A maioria dos escritores, senão todos eles, costuma ter seus temas preferidos. Você tem algum? Quais seus critérios de escolha?

Meu tema é genérico: a condição humana. Eu escrevo sobre o que nos faz viver e sobre o que nos faz morrer. Sobre as coisas que pensamos conquistar e depois perdemos para sempre. Em meio a tudo, somos personagens de uma existência estranha, quase indecifrável, moldada entre música e poesia, tragédias e guerras.

Você se envolveu recentemente com um novo projeto chamado “Um estreito, fino rastro de sangue”. Pode nos contar como foi essa experiência?

Esse romance é uma versão adaptada de “Marcas de gentis predadores”. Eu excluí os flashbacks que mostravam a juventude do personagem e me concentrei na trama central, que é a mesma. É um de meus livros mais vendidos, e acho que acertei em conceber essa nova versão, mais acessível aos leitores que só se interessam pelo quebra-cabeça que é a própria trama. Recentemente, Antônio Alexandre, da D Mais Rádio Web, propôs a gravação do romance, como um audiolivro, e eu aceitei. Ele está sendo divulgado em episódios nessa rádio, como um folhetim, todas as terças-feiras, às 21h. O programa se chama “Da impressão à audição” e abre com uma vinheta meio sinistra, meio impactante, tudo ideia dele.

Olhando para trás e para tudo que fez até hoje, você se dá por satisfeito e realizado? você acha que ainda falta fazer algo no campo da literatura?

Sim, completamente. Fico revendo minha evolução desde meus primeiros contos ingênuos e com linguagem muito simples até um romance como “Projeto esvanecendo-se”, que considero um de meus melhores trabalhos e que utiliza todas as técnicas literárias que absorvi ao longo da vida, toda a estética, toda a autocrítica que faz dele um texto amadurecido, criativo e, como sempre, subversivo. Acho que não me falta nada como escritor, fiz tudo o que quis fazer, até onde quis, e, como não pretendo escrever nada em outro gênero, como teatro ou livros infantis, continuo apegado a ideias que eu possa desenvolver em romances ou contos. No fundo, acho que não vou escrever nada melhor do que o que já fiz antes, e isso inclui “A conspiração dos felizes” e “Inconsistência dos retratos”. Dificilmente (talvez nunca) vou escrever algo mais intenso e impactante que algumas dessas obras.

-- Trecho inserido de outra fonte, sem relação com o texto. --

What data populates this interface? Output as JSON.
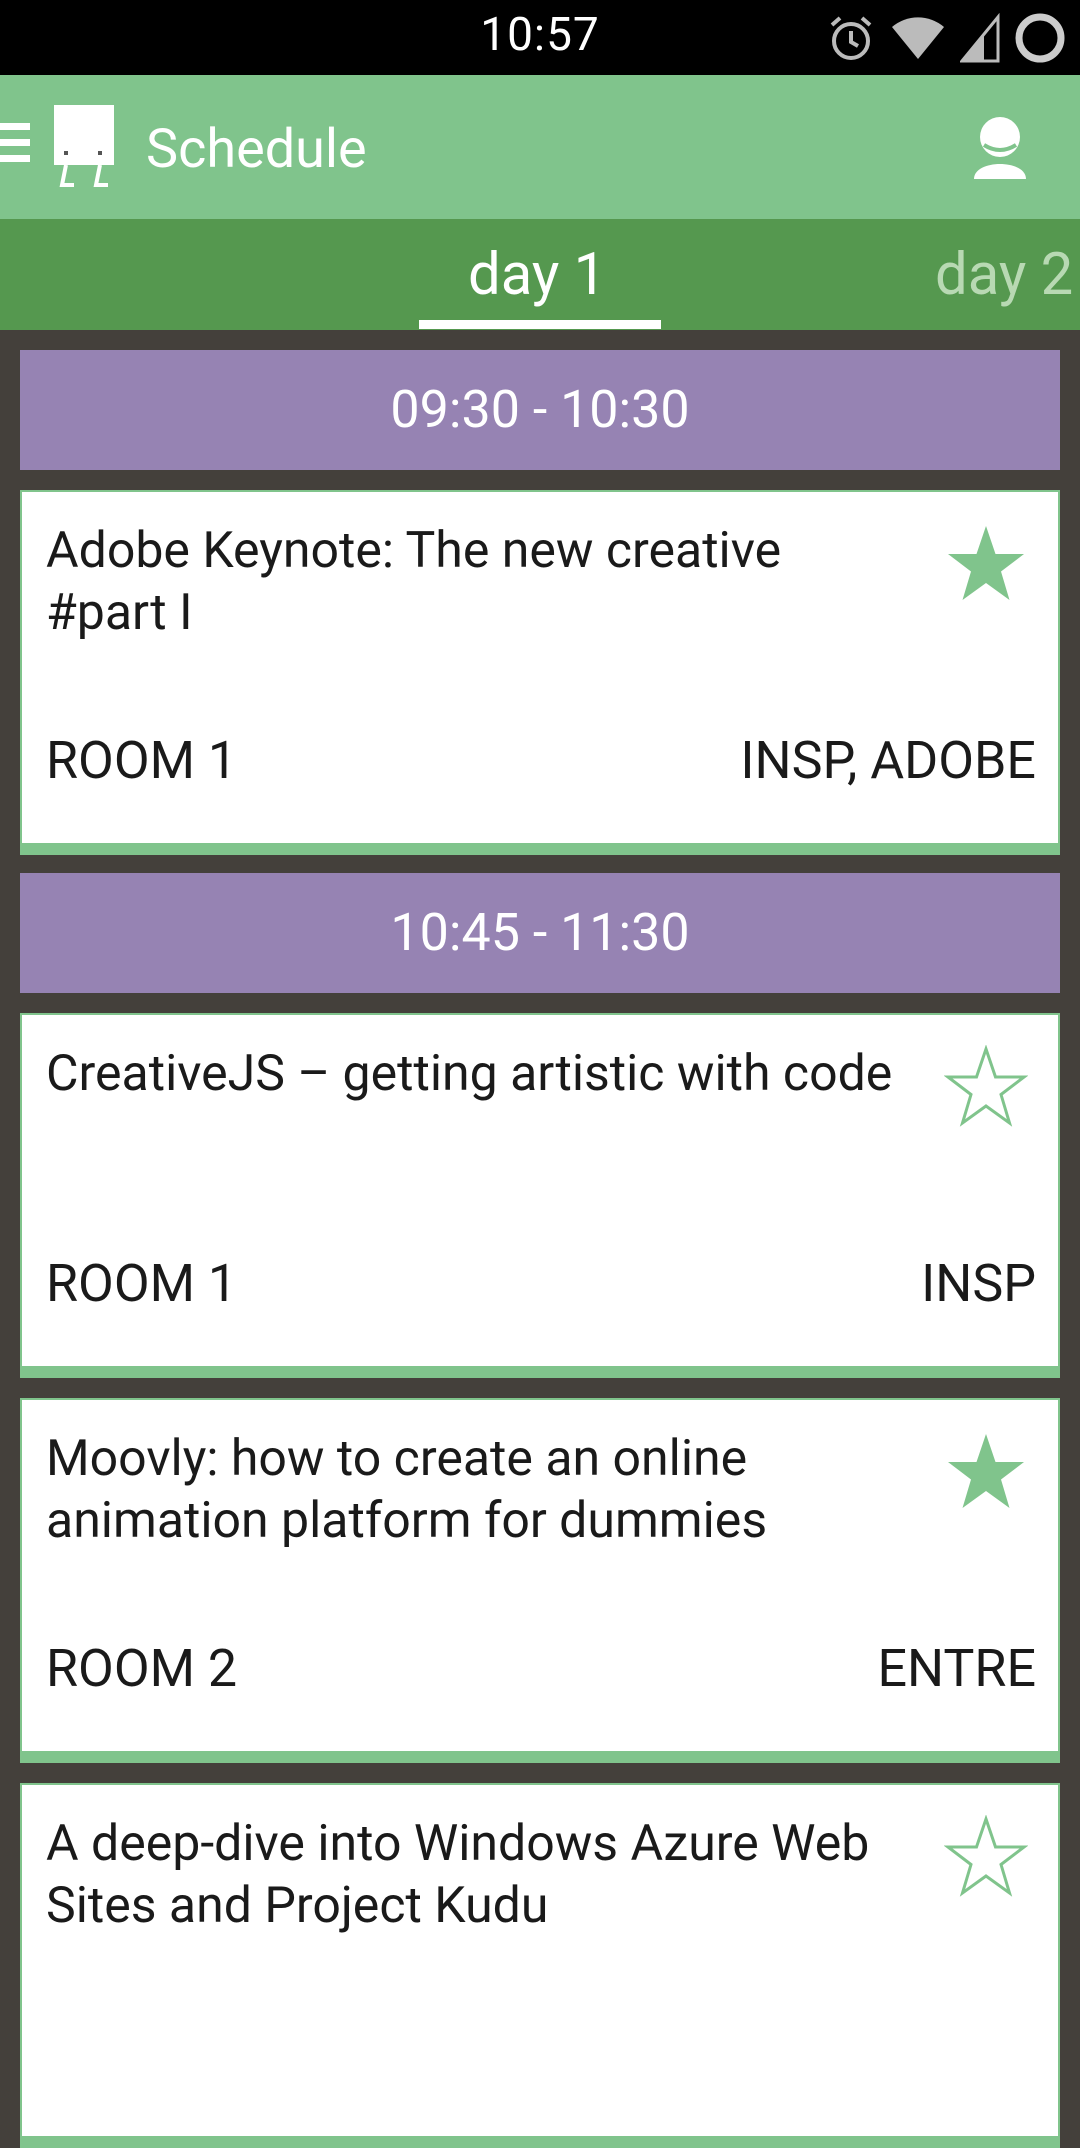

Como escritor e como um estudioso graduado, como você vê a relação entre literatura e internet hoje?

A internet é uma grande ferramenta de divulgação, isso ajuda muito a quem escreve. Alguns começam por publicar em blogs e sites, como se fazia no século XIX nos jornais, com o chamado folhetim, antes de concretizarem seus textos em formato definitivo, encaminhando-os à forma de livro. E ainda pode ser um livro digital, de baixo custo, acessível a todos. Da mesma forma como a internet teve um importante papel na divulgação da música erudita, ela ampliou as possibilidades para leitores e autores.

Perce, foi um grande prazer ter você aqui conosco. Agradecemos o seu tempo e sua disponibilidade para esse bate-papo.

Obrigado pelo convite e pela oportunidade. Falar em livros, leitura e literatura é algo que me envolve naturalmente, prazerosamente. Muito obrigado e um grande abraço.